It is unlikely that debris from space missions, will hit a person when re-entering into the Earth’s atmosphere. But it can happen. Do you remember the ROSAT mission? In October last 2011, the German x-ray telescope satellite fell from space? It safely plunged into the water, at the Bay of Bengal, but a recently disclosed report by the European Space Agency (ESA) shows that, had the satellite delayed its fall just 7 to 10 minutes, it would have hit Beijing.

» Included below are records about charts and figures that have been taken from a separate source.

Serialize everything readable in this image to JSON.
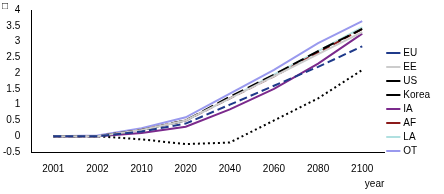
{
  "chart_data": {
    "type": "line",
    "ylabel": "□",
    "xlabel": "year",
    "categories": [
      "2001",
      "2002",
      "2010",
      "2020",
      "2040",
      "2060",
      "2080",
      "2100"
    ],
    "ylim": [
      -0.5,
      4
    ],
    "yticks": [
      -0.5,
      0,
      0.5,
      1,
      1.5,
      2,
      2.5,
      3,
      3.5,
      4
    ],
    "grid": false,
    "legend": "right",
    "series": [
      {
        "name": "EU",
        "color": "#1f3a8a",
        "line_style": "dashed",
        "values": [
          0,
          0,
          0.15,
          0.4,
          1.0,
          1.6,
          2.2,
          2.85
        ]
      },
      {
        "name": "EE",
        "color": "#cccccc",
        "line_style": "solid",
        "values": [
          0,
          0,
          0.2,
          0.5,
          1.2,
          1.9,
          2.6,
          3.3
        ]
      },
      {
        "name": "US",
        "color": "#000000",
        "line_style": "longdash",
        "values": [
          0,
          0,
          0.2,
          0.5,
          1.25,
          1.95,
          2.7,
          3.4
        ]
      },
      {
        "name": "Korea",
        "color": "#000000",
        "line_style": "dotted",
        "values": [
          0,
          0,
          -0.1,
          -0.25,
          -0.2,
          0.5,
          1.2,
          2.1
        ]
      },
      {
        "name": "IA",
        "color": "#7b2a8c",
        "line_style": "solid",
        "values": [
          0,
          0,
          0.1,
          0.3,
          0.85,
          1.5,
          2.3,
          3.25
        ]
      },
      {
        "name": "AF",
        "color": "#8b1a1a",
        "line_style": "dashed",
        "values": [
          0,
          0,
          0.2,
          0.5,
          1.2,
          1.9,
          2.65,
          3.4
        ]
      },
      {
        "name": "LA",
        "color": "#b0e0e0",
        "line_style": "solid",
        "values": [
          0,
          0,
          0.2,
          0.5,
          1.2,
          1.95,
          2.7,
          3.45
        ]
      },
      {
        "name": "OT",
        "color": "#9999ee",
        "line_style": "solid",
        "values": [
          0,
          0.02,
          0.25,
          0.6,
          1.35,
          2.1,
          2.95,
          3.65
        ]
      }
    ]
  }
}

The satellite was launched on 1990, having fulfilled its purpose on February 1999 and consequently shut down. From that moment on, scientists knew it would re-enter the Earth’s atmosphere, but didn’t know when or where. And there was a problem: due to the solidity of the materials employed in its construction, large amounts of the satellite were likely to remain unburned. It was estimated that a 60% of the spacecraft, which weighed 2.5 tons, would reach the Earth.

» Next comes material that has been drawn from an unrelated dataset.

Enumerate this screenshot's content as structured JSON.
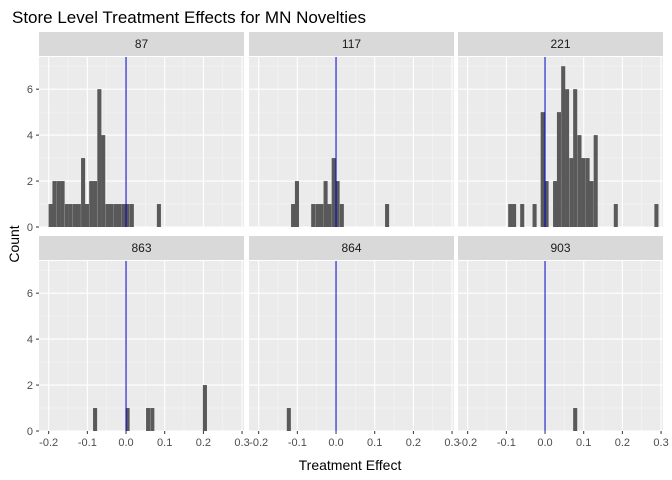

The ESA tracks the falling of these satellites, but there is little they can do apart from delivering estimations. In this case, they knew Beijing was in the orbit’s path of the ROSAT, but they needed some months after the re-entry to gather enough information about how high the risk of actually hitting the city had been. According to the German Aerospace Center (DLR), “the probability of someone somewhere on Earth getting injured [for this kind of events] is about 1 in 2,000”. Nothing has happened so far, but is it really a matter of chance?